The Participants responsible for these RES units (RES operators) are either the
RES Producers, or the RES Aggregators (contracted appropriately with the RES
Producers), or the Last Resort Aggregator (according to the Law 4414/2016).
Concerning the balance responsibility for these RES units (“larger new RES units”),
a Transitory Mechanism for the Optimal Forecasting Accuracy (hereinafter
“TMOFA”) shall be activated. According to TMOFA, the respective RES operators
shall be penalized (at the monthly Imbalance Settlement process) in case of high
deviations of the forecasted injections (offered energy quantity at the Day-Ahead
Market) and the actual injections. The accuracy of the forecasted injections also
affects (increases) the “management fee” to be given to these RES operators during
the validity period of the TMOFA.
The TMOFA shall be active until the implementation of a liquid Intra-Day Market in
Greece, under the provisions of the Target Model. Then, the TMOFA shall be
Page 253 December 2017
terminated (along with the “management fee” given to the RES operators) and the
RES operators shall have full balance responsibilities (same as the balancing rules
for the conventional units) for the RES units they represent, according to the
provisions of the Imbalance Settlement process.
5th category: New RES units, which have been granted aid through an auction,
having signed a Sliding FiP Contract for Differences (CfD) with LAGIE, and with an
installed capacity above 3 MWp for wind plants and above 500 kWp for all other
RES categories (included in the group called “larger new RES units”).
These RES units, having signed a Sliding FiP Contract for Differences (CfD) with
LAGIE, shall be remunerated:
a) with the wholesale market prices, depending on the market they sell their
production, and
b) with an additional fee derived by the sliding FiP mechanism, while considering
their offered price in the auctioning process (according to Article 7 par. 4 of Law
4414/2016).
The Participants responsible for these RES units (RES operators) are either the
RES Producers, or the RES Aggregators (contracted appropriately with the RES
Producers), or the Last Resort Aggregator (according to the Law 4414/2016).

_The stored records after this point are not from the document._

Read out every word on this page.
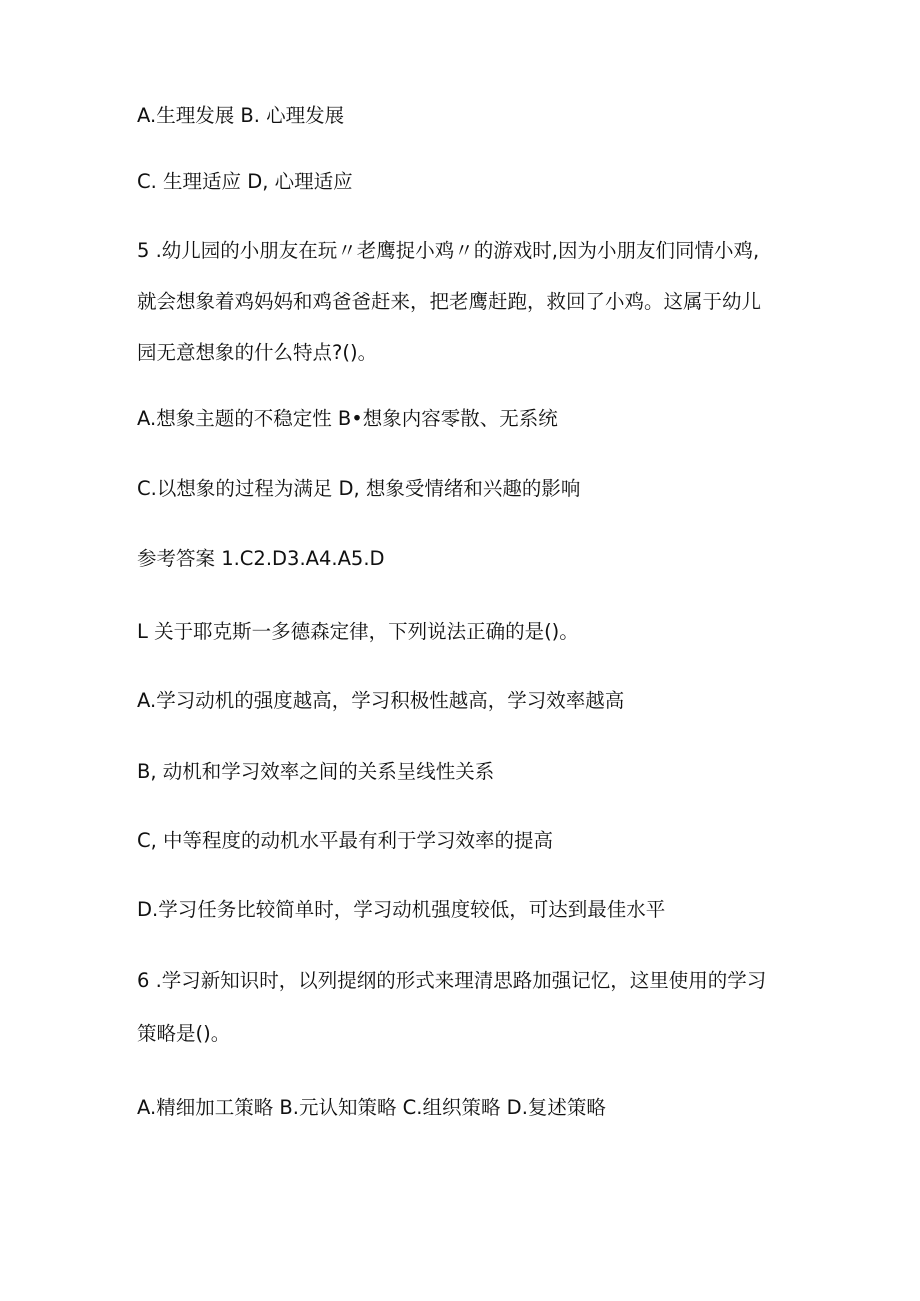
A.生理发展 B. 心理发展
C. 生理适应 D, 心理适应
5 .幼儿园的小朋友在玩〃老鹰捉小鸡〃的游戏时,因为小朋友们同情小鸡,
就会想象着鸡妈妈和鸡爸爸赶来，把老鹰赶跑，救回了小鸡。这属于幼儿
园无意想象的什么特点?()。
A.想象主题的不稳定性 B•想象内容零散、无系统
C.以想象的过程为满足 D, 想象受情绪和兴趣的影响
参考答案 1.C2.D3.A4.A5.D
L 关于耶克斯一多德森定律，下列说法正确的是()。
A.学习动机的强度越高，学习积极性越高，学习效率越高
B, 动机和学习效率之间的关系呈线性关系
C, 中等程度的动机水平最有利于学习效率的提高
D.学习任务比较简单时，学习动机强度较低，可达到最佳水平
6 .学习新知识时，以列提纲的形式来理清思路加强记忆，这里使用的学习
策略是()。
A.精细加工策略 B.元认知策略 C.组织策略 D.复述策略
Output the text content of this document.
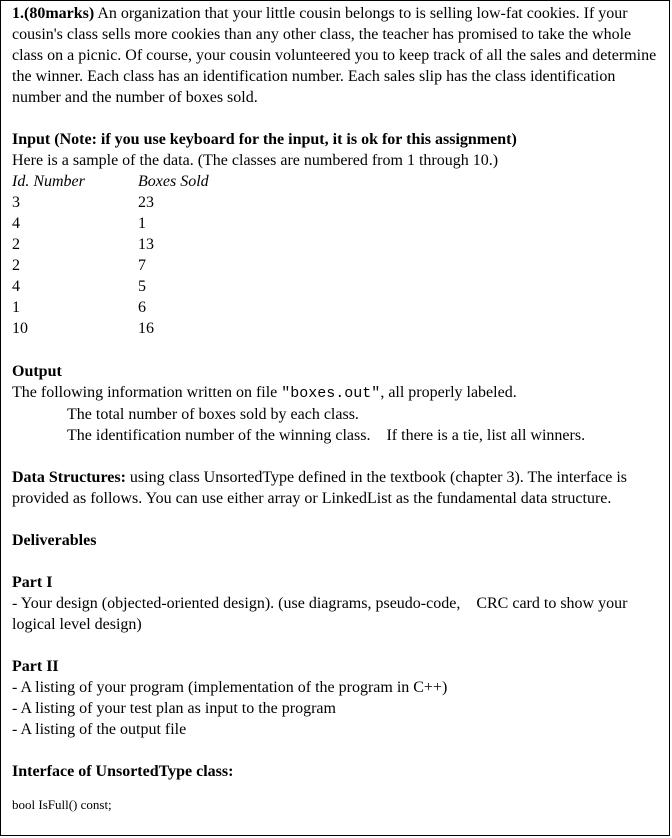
1.(80marks) An organization that your little cousin belongs to is selling low-fat cookies. If your cousin's class sells more cookies than any other class, the teacher has promised to take the whole class on a picnic. Of course, your cousin volunteered you to keep track of all the sales and determine the winner. Each class has an identification number. Each sales slip has the class identification number and the number of boxes sold.

Input (Note: if you use keyboard for the input, it is ok for this assignment)

Here is a sample of the data. (The classes are numbered from 1 through 10.)

Id. Number	Boxes Sold
3	23
4	1
2	13
2	7
4	5
1	6
10	16

Output

The following information written on file "boxes.out", all properly labeled.

The total number of boxes sold by each class.

The identification number of the winning class.    If there is a tie, list all winners.

Data Structures: using class UnsortedType defined in the textbook (chapter 3). The interface is provided as follows. You can use either array or LinkedList as the fundamental data structure.

Deliverables

Part I

- Your design (objected-oriented design). (use diagrams, pseudo-code,    CRC card to show your logical level design)

Part II

- A listing of your program (implementation of the program in C++)

- A listing of your test plan as input to the program

- A listing of the output file

Interface of UnsortedType class:

bool IsFull() const;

Concerning their balance responsibility, the same rules with the 4th category of RES
units applies. However, no “management fee” is provided to such RES operators.
It should be noted that the above categories refer exclusively to RES units connected at
the Greek interconnected power system. The respective status and categories for non-
interconnected islands are different, since special rules are valid for such RES units under
the Greek Law 4414/2016.
In this context, a 6th category can also be included in the above analysis,
concerning new RES units that shall be connected at a non-interconnected island,
which shall be afterwards connected with the Greek interconnected power system.
Upon such interconnection, the same remuneration scheme and market rules (as they
are valid in the interconnected system) shall apply for these RES units.